Muy rico para el Estado, muy pobre para el banco

Marco-SubercaseauxEn medio de las campañas presidenciales, el acceso a la vivienda vuelve a instalarse como tema central. Y no es casualidad: en Chile hoy tenemos una generación completa atrapada en un “vivir en medio”, demasiado pobre para el banco y demasiado rica para el Estado. Son familias que no logran cumplir los requisitos que imponen las instituciones financieras, pero tampoco califican como prioridad en las políticas públicas porque no son “lo suficientemente vulnerables” o no tienen hijos pequeños.

La paradoja es brutal. La Cámara Chilena de la Construcción estima que una familia promedio necesitaría ahorrar más de once años de ingresos completos para comprar una vivienda de precio medio. Once años sin comer, sin pagar transporte, sin cubrir salud ni educación, solo para alcanzar el sueño de la casa propia. En paralelo, quienes reciben hasta un millón de pesos al mes ya no encuentran ninguna oferta de viviendas nuevas que pueda financiarse con un crédito hipotecario razonable. Es decir, el mercado los expulsó y la política pública aún no los acoge.

El resultado es un ecosistema habitacional fracturado. Tenemos subsidios pensados para los más pobres, programas que intentan contener la proliferación de campamentos y, más recientemente, mecanismos como el subsidio transitorio a la tasa hipotecaria. Sí, ese beneficio puede representar varios millones de pesos menos en intereses a lo largo de tres décadas, pero no toca el corazón del problema. Porque no se trata solo de cuántos pesos menos paga una familia en su dividendo, sino de que la gran mayoría nunca llega siquiera a calificar para ese dividendo. Las familias de clase media baja siguen quedando atrapadas: demasiado “ricas” para los subsidios de pobreza, demasiado “pobres” para los bancos, y pagando arriendos que consumen un tercio o más de sus ingresos.

Por el otro, los bancos se resguardan frente al riesgo. Con tasas de interés que todavía rondan el 4,5% anual y exigencias de pie cada vez más altas, financian menos y seleccionan más. El resultado es que los hogares en ese rango medio quedan “sin chicha ni limonada”: sin acceso a crédito, pero sin calificar para subsidio.

Lo más grave es que este problema no es solo económico. Tiene un componente social y político que se hace sentir en la calle y que será parte del debate presidencial: la sensación de que el país no ofrece caminos claros para cumplir metas básicas como
tener un hogar propio. En otras palabras, la fractura habitacional erosiona la cohesión social, porque instala la idea de que el esfuerzo no alcanza y que la movilidad ascendente es un privilegio reservado para unos pocos.

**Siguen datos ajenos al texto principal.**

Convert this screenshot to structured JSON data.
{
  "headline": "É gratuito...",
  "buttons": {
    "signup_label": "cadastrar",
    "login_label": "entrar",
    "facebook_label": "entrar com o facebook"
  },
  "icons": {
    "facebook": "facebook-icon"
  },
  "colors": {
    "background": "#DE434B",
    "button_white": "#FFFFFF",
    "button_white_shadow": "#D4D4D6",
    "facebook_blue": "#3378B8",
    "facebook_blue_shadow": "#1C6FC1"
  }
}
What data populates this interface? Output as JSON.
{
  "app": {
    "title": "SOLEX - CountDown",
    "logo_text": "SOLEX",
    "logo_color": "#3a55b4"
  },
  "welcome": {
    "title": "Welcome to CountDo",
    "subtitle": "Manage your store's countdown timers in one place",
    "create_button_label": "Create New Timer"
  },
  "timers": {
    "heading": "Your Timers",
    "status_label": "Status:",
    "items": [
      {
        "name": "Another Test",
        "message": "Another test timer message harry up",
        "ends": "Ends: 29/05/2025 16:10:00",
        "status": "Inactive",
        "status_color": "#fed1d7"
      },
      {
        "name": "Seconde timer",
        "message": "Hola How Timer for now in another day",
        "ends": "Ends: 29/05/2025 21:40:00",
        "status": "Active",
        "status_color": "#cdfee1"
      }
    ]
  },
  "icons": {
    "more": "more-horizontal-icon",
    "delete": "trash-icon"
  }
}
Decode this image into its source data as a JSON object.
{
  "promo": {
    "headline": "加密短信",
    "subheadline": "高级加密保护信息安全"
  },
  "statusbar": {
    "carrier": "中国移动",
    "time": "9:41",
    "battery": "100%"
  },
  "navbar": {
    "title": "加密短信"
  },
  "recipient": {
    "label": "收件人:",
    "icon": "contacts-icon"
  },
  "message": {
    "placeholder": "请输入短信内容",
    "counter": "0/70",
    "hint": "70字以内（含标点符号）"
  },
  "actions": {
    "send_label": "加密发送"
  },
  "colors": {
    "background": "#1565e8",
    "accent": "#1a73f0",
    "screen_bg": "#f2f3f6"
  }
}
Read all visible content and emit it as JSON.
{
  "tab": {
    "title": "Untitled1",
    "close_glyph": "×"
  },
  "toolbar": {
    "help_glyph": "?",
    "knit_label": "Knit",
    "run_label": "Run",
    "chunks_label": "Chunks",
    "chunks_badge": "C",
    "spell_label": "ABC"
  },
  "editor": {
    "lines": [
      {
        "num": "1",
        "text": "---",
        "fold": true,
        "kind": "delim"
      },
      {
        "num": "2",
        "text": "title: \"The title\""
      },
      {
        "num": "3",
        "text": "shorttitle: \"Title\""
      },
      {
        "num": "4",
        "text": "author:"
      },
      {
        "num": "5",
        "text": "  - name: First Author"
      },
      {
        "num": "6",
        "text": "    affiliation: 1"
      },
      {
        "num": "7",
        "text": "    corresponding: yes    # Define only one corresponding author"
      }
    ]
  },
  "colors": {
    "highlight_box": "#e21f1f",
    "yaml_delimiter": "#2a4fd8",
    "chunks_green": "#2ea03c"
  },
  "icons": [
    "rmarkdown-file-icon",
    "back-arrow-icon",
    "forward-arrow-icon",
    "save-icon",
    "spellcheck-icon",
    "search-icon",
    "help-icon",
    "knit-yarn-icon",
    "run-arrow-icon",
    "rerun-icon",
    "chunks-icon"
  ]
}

Hoy, con un déficit habitacional que bordea el millón de viviendas y con encuestas que muestran que más de dos tercios de los chilenos aún aspiran a la casa propia, no basta con ajustes menores. Se requieren políticas “disruptivas”, como reconocen incluso los gremios, que combinen planificación urbana moderna, incentivos a la inversión privada y mecanismos de arriendo protegido que entreguen seguridad a las familias que no pueden comprar.

El próximo gobierno no podrá eludir esta discusión. Porque mientras seguimos debatiendo, miles de hogares siguen atrapados en ese incómodo espacio donde no son lo suficientemente pobres para recibir ayuda, pero tampoco lo suficientemente solventes para que un banco les abra la puerta. Y esa es, probablemente, la radiografía más clara de lo que significa hoy “vivir en medio” en Chile.